A superconducting field-effect transistor characterized in that it is less than m^2. 5. In the superconducting field effect transistor according to claim 1, the material constituting the channel is InA.
s, InSb, GaSb, InP, CaP, GaAs,
Or a superconducting field effect transistor characterized by being selected from Ge. 6. A source and a drain consisting of a semiconductor, a plurality of superconductors provided thereon with ohmic contact, and a source and drain in the semiconductor through which a current can flow between the source and drain. , and a channel into which the superconducting wave function can seep out from the source and drain, and a channel between the superconductors on the semiconductor, and the movable wave function in the channel is provided by applying a voltage. and a control electrode capable of changing the concentration of carriers, and the distance between the source and the drain is selected to such an extent that the superconducting wave functions from the superconductors of both the source and the drain overlap, and in a superconducting field effect transistor in which this overlap is changed by changing the concentration of mobile carriers in the semiconductor channel, that is, by applying a voltage to the control electrode, the control electrode is electrically insulated from the semiconductor, A high impurity concentration region containing an impurity at a concentration high enough to degenerate at least one of the semiconductors is provided in the semiconductor, and the high impurity concentration region is provided so as to surround the channel, and the high impurity concentration region is provided so as to surround the channel.
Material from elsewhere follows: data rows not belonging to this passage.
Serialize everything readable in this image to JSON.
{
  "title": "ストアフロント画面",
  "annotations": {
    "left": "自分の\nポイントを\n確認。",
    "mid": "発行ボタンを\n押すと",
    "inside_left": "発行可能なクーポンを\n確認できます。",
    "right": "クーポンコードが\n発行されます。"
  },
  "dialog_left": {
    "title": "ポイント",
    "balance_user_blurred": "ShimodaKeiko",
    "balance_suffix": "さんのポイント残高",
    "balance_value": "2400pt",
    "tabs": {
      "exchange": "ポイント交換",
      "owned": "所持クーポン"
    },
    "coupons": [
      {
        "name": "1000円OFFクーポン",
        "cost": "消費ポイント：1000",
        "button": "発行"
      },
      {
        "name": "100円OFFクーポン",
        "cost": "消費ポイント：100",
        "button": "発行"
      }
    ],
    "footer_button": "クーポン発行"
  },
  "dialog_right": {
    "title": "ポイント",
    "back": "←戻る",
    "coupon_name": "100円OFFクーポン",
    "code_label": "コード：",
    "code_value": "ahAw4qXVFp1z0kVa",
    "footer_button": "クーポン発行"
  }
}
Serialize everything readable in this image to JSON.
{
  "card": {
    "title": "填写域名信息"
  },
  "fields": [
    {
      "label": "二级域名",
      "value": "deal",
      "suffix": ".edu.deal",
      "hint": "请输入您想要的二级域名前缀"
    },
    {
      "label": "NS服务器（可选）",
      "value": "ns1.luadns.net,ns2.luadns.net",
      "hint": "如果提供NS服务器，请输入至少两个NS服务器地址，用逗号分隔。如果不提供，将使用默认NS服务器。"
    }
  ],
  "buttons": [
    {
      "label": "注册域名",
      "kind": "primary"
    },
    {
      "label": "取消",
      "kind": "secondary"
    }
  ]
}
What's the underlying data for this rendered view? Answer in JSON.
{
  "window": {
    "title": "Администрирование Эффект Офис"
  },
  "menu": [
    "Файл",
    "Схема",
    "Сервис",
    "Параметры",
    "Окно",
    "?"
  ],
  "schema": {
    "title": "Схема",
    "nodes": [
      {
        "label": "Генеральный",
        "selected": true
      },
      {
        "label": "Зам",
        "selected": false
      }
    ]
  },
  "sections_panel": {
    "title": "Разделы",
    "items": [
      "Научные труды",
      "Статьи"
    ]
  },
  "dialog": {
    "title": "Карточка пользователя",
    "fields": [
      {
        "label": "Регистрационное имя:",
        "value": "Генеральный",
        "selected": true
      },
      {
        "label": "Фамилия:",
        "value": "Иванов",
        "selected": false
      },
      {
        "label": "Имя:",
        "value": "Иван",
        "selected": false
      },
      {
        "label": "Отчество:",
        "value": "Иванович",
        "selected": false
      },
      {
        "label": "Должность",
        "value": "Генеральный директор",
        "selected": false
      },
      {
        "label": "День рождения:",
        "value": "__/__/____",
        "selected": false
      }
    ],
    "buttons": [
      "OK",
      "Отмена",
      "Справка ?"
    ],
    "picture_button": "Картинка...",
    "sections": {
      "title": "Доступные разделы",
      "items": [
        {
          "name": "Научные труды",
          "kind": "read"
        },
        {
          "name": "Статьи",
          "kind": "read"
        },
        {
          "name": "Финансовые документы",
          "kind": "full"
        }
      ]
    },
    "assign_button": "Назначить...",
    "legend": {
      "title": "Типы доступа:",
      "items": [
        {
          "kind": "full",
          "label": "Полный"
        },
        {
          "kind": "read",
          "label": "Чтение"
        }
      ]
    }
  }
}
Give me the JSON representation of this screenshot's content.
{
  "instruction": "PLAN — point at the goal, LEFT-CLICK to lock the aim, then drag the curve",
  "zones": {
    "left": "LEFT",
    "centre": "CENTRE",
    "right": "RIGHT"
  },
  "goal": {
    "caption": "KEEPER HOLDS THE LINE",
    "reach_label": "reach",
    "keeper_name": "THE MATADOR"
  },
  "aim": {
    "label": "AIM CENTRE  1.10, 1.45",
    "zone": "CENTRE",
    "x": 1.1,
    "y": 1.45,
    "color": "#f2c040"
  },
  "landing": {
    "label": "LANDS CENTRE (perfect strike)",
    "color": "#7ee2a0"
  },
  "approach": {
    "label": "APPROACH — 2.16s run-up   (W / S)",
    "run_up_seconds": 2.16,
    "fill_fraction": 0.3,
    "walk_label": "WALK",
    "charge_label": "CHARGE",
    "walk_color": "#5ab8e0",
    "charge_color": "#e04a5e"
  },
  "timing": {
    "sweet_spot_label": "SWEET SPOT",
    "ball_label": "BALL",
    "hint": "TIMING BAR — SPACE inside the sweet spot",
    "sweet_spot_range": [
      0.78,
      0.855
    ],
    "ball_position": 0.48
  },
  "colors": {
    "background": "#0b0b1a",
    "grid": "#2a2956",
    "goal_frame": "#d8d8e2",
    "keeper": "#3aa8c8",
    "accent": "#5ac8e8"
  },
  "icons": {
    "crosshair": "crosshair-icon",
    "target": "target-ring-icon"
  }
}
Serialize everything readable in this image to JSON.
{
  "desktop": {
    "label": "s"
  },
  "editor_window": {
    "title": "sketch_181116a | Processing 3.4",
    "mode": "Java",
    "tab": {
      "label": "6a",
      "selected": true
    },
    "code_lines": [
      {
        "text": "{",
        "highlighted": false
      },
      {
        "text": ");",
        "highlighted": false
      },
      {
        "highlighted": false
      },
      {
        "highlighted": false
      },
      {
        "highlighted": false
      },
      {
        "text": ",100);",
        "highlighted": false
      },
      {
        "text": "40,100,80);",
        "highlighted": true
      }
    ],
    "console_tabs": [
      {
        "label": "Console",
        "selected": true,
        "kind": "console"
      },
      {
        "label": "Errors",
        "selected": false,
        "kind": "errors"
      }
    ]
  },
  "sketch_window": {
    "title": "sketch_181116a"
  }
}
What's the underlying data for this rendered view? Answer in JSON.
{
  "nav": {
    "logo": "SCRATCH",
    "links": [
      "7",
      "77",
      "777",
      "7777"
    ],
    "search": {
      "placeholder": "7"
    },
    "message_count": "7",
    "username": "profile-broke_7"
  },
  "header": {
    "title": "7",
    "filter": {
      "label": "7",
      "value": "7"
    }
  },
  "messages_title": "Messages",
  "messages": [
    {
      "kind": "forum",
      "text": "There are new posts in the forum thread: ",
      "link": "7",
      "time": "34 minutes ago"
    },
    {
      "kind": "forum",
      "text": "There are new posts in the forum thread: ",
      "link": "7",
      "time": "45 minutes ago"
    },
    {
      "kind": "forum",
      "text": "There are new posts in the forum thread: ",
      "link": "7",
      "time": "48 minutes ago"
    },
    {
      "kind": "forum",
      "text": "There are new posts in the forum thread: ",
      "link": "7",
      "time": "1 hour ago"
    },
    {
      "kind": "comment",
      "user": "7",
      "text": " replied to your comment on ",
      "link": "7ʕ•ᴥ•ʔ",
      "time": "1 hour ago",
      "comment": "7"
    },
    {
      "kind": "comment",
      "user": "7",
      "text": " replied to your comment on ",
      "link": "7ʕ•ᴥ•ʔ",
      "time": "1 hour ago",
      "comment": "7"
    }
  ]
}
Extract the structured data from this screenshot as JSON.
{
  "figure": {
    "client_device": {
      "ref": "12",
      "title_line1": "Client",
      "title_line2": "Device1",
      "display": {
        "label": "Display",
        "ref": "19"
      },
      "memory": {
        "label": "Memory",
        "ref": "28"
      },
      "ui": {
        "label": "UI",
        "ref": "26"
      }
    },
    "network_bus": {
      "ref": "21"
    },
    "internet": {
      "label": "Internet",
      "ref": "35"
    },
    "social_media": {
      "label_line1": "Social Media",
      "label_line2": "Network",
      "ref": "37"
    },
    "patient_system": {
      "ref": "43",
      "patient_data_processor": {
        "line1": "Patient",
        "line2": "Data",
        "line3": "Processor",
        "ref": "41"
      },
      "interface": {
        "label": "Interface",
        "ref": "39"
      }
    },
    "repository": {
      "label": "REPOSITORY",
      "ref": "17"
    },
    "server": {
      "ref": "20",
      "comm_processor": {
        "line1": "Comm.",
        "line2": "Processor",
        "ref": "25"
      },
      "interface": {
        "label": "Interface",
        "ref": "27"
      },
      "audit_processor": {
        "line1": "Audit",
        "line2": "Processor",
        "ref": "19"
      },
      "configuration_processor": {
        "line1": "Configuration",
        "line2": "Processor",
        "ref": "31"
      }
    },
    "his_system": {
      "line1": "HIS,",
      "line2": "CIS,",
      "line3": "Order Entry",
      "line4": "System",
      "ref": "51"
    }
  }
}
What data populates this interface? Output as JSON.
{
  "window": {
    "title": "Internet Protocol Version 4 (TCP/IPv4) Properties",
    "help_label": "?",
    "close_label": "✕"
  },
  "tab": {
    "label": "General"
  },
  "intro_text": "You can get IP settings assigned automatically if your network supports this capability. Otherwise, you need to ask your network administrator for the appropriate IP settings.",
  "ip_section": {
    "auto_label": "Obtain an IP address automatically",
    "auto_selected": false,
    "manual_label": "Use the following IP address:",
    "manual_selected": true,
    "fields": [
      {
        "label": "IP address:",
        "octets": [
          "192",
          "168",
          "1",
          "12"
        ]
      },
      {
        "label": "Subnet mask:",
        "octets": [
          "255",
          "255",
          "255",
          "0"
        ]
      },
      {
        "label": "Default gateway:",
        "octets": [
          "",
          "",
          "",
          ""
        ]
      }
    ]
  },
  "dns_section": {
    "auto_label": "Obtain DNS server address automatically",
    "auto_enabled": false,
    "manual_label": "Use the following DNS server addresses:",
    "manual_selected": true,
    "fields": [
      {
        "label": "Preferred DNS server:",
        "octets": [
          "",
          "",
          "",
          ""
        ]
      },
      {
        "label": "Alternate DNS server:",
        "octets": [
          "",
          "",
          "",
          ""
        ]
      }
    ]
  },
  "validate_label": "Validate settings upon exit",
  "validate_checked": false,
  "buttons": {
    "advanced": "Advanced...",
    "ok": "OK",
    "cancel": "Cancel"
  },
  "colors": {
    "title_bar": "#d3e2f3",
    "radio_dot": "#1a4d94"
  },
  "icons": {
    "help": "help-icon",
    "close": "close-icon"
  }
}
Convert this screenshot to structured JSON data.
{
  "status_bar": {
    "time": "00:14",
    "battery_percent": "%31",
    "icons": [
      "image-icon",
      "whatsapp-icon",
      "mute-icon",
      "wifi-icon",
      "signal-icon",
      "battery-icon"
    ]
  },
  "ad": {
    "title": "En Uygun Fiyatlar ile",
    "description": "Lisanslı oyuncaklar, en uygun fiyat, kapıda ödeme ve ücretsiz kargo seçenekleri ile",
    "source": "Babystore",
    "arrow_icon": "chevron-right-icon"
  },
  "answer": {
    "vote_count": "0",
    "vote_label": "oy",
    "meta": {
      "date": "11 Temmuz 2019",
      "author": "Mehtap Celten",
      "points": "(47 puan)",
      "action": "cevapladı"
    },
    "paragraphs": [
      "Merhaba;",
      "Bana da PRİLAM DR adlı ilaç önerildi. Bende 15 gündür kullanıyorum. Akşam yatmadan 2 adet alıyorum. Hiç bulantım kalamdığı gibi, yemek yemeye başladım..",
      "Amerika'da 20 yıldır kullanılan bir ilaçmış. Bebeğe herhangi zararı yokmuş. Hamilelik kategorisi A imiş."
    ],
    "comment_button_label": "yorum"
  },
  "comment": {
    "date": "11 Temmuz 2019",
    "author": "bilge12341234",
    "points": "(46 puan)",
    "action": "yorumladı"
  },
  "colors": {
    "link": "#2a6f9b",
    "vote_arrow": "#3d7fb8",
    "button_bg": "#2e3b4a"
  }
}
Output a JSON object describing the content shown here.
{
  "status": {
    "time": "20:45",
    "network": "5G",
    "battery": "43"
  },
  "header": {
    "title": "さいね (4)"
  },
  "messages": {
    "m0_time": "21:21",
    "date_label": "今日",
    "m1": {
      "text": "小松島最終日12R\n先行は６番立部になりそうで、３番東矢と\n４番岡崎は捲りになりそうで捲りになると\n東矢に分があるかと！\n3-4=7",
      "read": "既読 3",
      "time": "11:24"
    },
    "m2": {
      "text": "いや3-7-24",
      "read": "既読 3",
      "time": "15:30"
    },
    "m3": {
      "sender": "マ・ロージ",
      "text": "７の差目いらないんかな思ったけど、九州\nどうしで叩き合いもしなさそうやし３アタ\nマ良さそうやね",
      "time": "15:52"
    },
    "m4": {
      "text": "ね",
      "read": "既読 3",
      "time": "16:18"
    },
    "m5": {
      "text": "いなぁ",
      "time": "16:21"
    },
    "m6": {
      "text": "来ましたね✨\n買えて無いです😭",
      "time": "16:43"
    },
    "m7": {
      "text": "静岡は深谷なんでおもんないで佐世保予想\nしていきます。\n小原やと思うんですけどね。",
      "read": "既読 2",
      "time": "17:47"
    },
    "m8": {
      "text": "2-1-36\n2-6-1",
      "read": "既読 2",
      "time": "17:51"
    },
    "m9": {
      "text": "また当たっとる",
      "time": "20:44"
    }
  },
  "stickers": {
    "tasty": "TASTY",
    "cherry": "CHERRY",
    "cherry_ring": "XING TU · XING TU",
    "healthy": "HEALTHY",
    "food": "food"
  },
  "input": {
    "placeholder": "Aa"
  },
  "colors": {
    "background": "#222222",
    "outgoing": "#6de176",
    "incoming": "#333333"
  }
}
When the majority carriers are electrons to strengthen the superconducting bond between the source and the drain, the conductivity of the high impurity concentration region is p-type, and the majority carriers are holes to strengthen the superconducting bond between the source and the drain. A superconducting field effect transistor characterized in that the conductivity of the high impurity concentration region is n-type when the superconducting bond between the drains is strengthened. 7. In the superconducting field effect transistor device according to claim 6, a ratio L between the length L of the channel and the distance X between the channel and the high impurity concentration region
A superconducting field effect transistor characterized in that /X is selected to be a value of 4/π or more. 8. A source and a drain consisting of a semiconductor, a plurality of superconductors provided thereon with ohmic contact, and a source and drain in the semiconductor through which a current can flow between the source and drain. , and a channel into which the superconducting wave function can seep out from the source and drain, and a channel between the superconductors on the semiconductor, and the movable wave function in the channel is provided by applying a voltage. and a control electrode capable of changing the concentration of carriers, and the distance between the source and the drain is selected to such an extent that the superconducting wave functions from the superconductors of both the source and the drain overlap, In a superconducting field effect transistor in which this overlap is changed by changing the concentration of mobile carriers in the semiconductor channel, that is, by applying a voltage to the control electrode, to the extent that at least one of the semiconductors degenerates in the semiconductor. When the superconducting coupling between the source and drain is strengthened by making the majority carriers in the high concentration channel electrons, the conductivity of the high impurity concentration region is p-type, and the majority carriers are holes. In order to strengthen the superconducting coupling between the source and the drain in a certain way, the conductivity of the high impurity concentration region may include at least a step of providing a high impurity concentration region containing an n-type impurity. A method for manufacturing a superconducting field effect transistor, characterized by: 9. An integrated circuit comprising at least the superconducting field effect transistor according to claim 1 or 6. 10. An electronic computer comprising at least the superconducting field effect transistor according to claim 1 or 6.